人形浄瑠璃(文楽)用に書かれ、後に歌舞伎へと移植された《丸本もの(義太夫狂言)》。

 『鬼一法眼三略巻』という作品の一部分を独立させた演目ですが、前後を知らなくても楽しめます。
「平家にうち滅ぼされた源氏の残党が、牛若丸を中心に一族再興のために奔走する」という本筋の流れだけ押さえておけば大丈夫。
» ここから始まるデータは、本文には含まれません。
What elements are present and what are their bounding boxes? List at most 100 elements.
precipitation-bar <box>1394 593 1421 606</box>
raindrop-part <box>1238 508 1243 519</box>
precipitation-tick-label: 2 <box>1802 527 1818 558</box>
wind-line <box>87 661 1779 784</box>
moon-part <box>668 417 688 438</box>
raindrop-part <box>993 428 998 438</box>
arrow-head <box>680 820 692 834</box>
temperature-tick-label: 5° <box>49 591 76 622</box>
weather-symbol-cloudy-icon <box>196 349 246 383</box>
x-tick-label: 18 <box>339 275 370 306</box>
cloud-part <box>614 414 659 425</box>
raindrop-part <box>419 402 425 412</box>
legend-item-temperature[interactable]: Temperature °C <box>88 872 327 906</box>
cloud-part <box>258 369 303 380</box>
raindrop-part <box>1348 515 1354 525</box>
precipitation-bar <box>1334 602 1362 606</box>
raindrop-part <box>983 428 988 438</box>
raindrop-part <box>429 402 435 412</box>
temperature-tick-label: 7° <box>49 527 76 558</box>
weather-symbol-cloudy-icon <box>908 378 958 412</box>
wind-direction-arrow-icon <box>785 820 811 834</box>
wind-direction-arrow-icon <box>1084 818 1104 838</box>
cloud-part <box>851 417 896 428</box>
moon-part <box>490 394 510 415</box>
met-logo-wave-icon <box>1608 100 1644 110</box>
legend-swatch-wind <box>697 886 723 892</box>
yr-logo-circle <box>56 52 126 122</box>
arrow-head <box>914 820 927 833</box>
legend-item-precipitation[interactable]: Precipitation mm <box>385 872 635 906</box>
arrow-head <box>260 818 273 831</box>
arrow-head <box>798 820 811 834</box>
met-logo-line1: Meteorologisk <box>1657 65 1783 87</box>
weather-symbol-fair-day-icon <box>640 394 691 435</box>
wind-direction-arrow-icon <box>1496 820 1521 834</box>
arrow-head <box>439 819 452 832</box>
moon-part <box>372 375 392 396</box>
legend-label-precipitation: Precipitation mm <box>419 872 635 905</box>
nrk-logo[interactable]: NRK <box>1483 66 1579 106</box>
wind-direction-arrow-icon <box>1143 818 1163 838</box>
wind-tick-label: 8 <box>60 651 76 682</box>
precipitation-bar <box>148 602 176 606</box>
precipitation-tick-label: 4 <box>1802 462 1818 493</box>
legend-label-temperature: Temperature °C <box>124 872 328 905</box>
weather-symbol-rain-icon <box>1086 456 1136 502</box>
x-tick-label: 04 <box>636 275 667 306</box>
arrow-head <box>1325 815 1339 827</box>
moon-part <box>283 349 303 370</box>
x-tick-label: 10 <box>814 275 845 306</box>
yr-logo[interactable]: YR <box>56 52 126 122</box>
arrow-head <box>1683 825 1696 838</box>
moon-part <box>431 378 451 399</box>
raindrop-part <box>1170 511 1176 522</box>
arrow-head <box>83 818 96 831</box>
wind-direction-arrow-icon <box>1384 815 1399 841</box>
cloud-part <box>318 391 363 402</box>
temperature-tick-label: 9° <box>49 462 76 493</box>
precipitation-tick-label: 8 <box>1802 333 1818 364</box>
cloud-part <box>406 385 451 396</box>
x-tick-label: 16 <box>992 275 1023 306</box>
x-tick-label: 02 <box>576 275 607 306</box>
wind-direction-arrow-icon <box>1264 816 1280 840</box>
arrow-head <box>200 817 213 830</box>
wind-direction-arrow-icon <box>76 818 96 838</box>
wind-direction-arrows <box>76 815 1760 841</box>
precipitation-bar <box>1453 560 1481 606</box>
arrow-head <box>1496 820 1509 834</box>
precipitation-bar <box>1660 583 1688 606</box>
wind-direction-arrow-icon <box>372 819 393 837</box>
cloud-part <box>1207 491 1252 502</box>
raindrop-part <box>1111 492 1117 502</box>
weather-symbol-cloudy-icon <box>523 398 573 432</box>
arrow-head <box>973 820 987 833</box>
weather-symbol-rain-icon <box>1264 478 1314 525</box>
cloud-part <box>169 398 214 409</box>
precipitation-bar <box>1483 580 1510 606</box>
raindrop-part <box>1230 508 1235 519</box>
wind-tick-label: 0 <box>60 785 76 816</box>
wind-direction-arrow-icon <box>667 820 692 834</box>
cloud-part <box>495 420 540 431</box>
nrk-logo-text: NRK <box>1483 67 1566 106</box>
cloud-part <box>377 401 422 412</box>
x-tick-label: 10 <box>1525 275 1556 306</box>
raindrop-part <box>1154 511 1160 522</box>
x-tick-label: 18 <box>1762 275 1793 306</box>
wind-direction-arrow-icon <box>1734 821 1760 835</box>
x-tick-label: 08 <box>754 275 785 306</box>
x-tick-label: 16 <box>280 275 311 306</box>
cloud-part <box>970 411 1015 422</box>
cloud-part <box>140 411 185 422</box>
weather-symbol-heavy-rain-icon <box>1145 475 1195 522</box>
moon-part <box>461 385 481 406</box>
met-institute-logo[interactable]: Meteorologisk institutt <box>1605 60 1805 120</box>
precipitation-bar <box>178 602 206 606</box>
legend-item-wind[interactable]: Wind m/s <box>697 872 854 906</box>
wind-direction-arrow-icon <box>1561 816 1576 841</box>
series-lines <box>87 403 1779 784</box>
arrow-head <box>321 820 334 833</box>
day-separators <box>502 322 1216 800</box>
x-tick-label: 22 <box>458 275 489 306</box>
勧善懲悪なので何とかなります。



 主役は題名にあるとおり公家の一條大蔵卿です。
 彼は官職に就いているにも拘らず能狂言にうつつを抜かし、毎日を遊び暮らしているために筋金入りの阿呆と噂されていました。
 ところが彼には、源氏と平家に関する重大な秘密があったのです…。

 『一條大蔵譚』は、そんな大蔵卿が常盤御前といういわくつきの美女を妻にしたことをきっかけにして、彼の秘密が暴かれるまでを書いた物語です。



 常盤御前といえば源氏の頭領だった源義朝の愛妾で牛若丸の実母。夫の死後、何故か仇である平清盛の妾になった彼女にも何やら秘密がありそうですね。
 大きな見どころは、アホっぷりも含めた大蔵卿の複雑な演じ分けだといわれます。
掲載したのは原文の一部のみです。